[cwes]

Hi bwana

there can be pairs of 13 different values. To have the chance to flop a set, there may be only one player holding a pair of any value. A pair has to contain two of four colors. So a pair of each value can be constructed in '4 choose 2 = 6' ways.

Hence the first player's propability of getting any pair is '(13 x 6)/(52 choose 2) = 78/1326'. The second player's 'Pr(any other pair) = (12 x 6)/(50 choose 2) = 72/1225', the third player's 'Pr(any left over by #1 and #2 pair) = (11 x 6)/(48 choose 2) = 66/1128'.

Propability for the other players to get any hand is exactly 1. Notice that we allow the other players (#4-#6) to hold a pair of a value #1-#3 are holding a pair of.

Muliply these values and you get the propability that "at least three players are holding a pair each that differ in value". I will call this propability 'A'.

Now you still need the propability to flop three cards that each give one of players #1-#3 a set. This propability obviously is 'B = 2/46 x 2/45 x 2/44 = 8/91080'. Using these propabilities we eliminate the problem of other players eventually having caught cards of the values of #1-#3's pairs.

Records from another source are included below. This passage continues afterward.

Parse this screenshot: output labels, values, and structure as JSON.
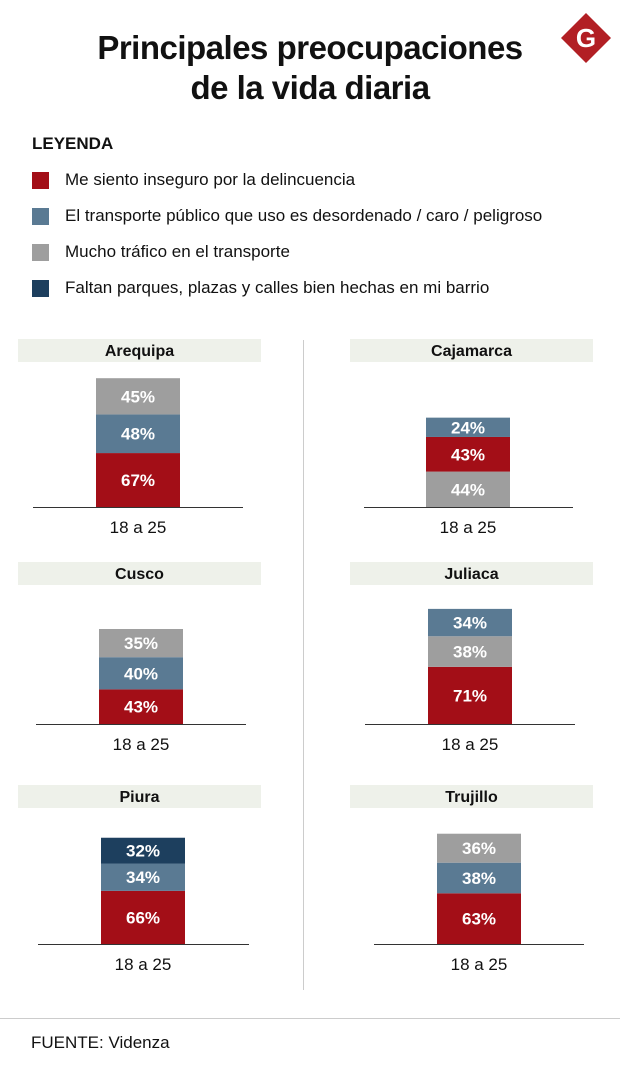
{
  "title": {
    "line1": "Principales preocupaciones",
    "line2": "de la vida diaria"
  },
  "logo": {
    "letter": "G",
    "color": "#b21f24",
    "icon": "g-logo-icon"
  },
  "legend": {
    "title": "LEYENDA",
    "items": [
      {
        "label": "Me siento inseguro por la delincuencia",
        "color": "#a30e17"
      },
      {
        "label": "El transporte público que uso es desordenado / caro / peligroso",
        "color": "#5a7a93"
      },
      {
        "label": "Mucho tráfico en el transporte",
        "color": "#9e9e9e"
      },
      {
        "label": "Faltan parques, plazas y calles bien hechas en mi barrio",
        "color": "#1d3f5e"
      }
    ]
  },
  "chart_data": [
    {
      "type": "bar",
      "stacked": true,
      "title": "Arequipa",
      "categories": [
        "18 a 25"
      ],
      "series": [
        {
          "name": "Me siento inseguro por la delincuencia",
          "color": "#a30e17",
          "label": "67%",
          "value": 67
        },
        {
          "name": "El transporte público que uso es desordenado / caro / peligroso",
          "color": "#5a7a93",
          "label": "48%",
          "value": 48
        },
        {
          "name": "Mucho tráfico en el transporte",
          "color": "#9e9e9e",
          "label": "45%",
          "value": 45
        }
      ]
    },
    {
      "type": "bar",
      "stacked": true,
      "title": "Cajamarca",
      "categories": [
        "18 a 25"
      ],
      "series": [
        {
          "name": "Mucho tráfico en el transporte",
          "color": "#9e9e9e",
          "label": "44%",
          "value": 44
        },
        {
          "name": "Me siento inseguro por la delincuencia",
          "color": "#a30e17",
          "label": "43%",
          "value": 43
        },
        {
          "name": "El transporte público que uso es desordenado / caro / peligroso",
          "color": "#5a7a93",
          "label": "24%",
          "value": 24
        }
      ]
    },
    {
      "type": "bar",
      "stacked": true,
      "title": "Cusco",
      "categories": [
        "18 a 25"
      ],
      "series": [
        {
          "name": "Me siento inseguro por la delincuencia",
          "color": "#a30e17",
          "label": "43%",
          "value": 43
        },
        {
          "name": "El transporte público que uso es desordenado / caro / peligroso",
          "color": "#5a7a93",
          "label": "40%",
          "value": 40
        },
        {
          "name": "Mucho tráfico en el transporte",
          "color": "#9e9e9e",
          "label": "35%",
          "value": 35
        }
      ]
    },
    {
      "type": "bar",
      "stacked": true,
      "title": "Juliaca",
      "categories": [
        "18 a 25"
      ],
      "series": [
        {
          "name": "Me siento inseguro por la delincuencia",
          "color": "#a30e17",
          "label": "71%",
          "value": 71
        },
        {
          "name": "Mucho tráfico en el transporte",
          "color": "#9e9e9e",
          "label": "38%",
          "value": 38
        },
        {
          "name": "El transporte público que uso es desordenado / caro / peligroso",
          "color": "#5a7a93",
          "label": "34%",
          "value": 34
        }
      ]
    },
    {
      "type": "bar",
      "stacked": true,
      "title": "Piura",
      "categories": [
        "18 a 25"
      ],
      "series": [
        {
          "name": "Me siento inseguro por la delincuencia",
          "color": "#a30e17",
          "label": "66%",
          "value": 66
        },
        {
          "name": "El transporte público que uso es desordenado / caro / peligroso",
          "color": "#5a7a93",
          "label": "34%",
          "value": 34
        },
        {
          "name": "Faltan parques, plazas y calles bien hechas en mi barrio",
          "color": "#1d3f5e",
          "label": "32%",
          "value": 32
        }
      ]
    },
    {
      "type": "bar",
      "stacked": true,
      "title": "Trujillo",
      "categories": [
        "18 a 25"
      ],
      "series": [
        {
          "name": "Me siento inseguro por la delincuencia",
          "color": "#a30e17",
          "label": "63%",
          "value": 63
        },
        {
          "name": "El transporte público que uso es desordenado / caro / peligroso",
          "color": "#5a7a93",
          "label": "38%",
          "value": 38
        },
        {
          "name": "Mucho tráfico en el transporte",
          "color": "#9e9e9e",
          "label": "36%",
          "value": 36
        }
      ]
    }
  ],
  "source": "FUENTE: Videnza"
}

So your propability is 'A x B'. It says, this happens once every 56,280,000 hands that players #1-#3 all get a pair and then flop a set.

Now multiply this propability by '3 choose 6 = 20' to get the propability of this happening to any three out of six players. So it should happen every 2,814,000 hands in a six handed game and every 470,000 hands in a ten handed game (this happens independently from the pairs seeing the flop or not, propabilities do not really care about players decisions).

I hope I got that right...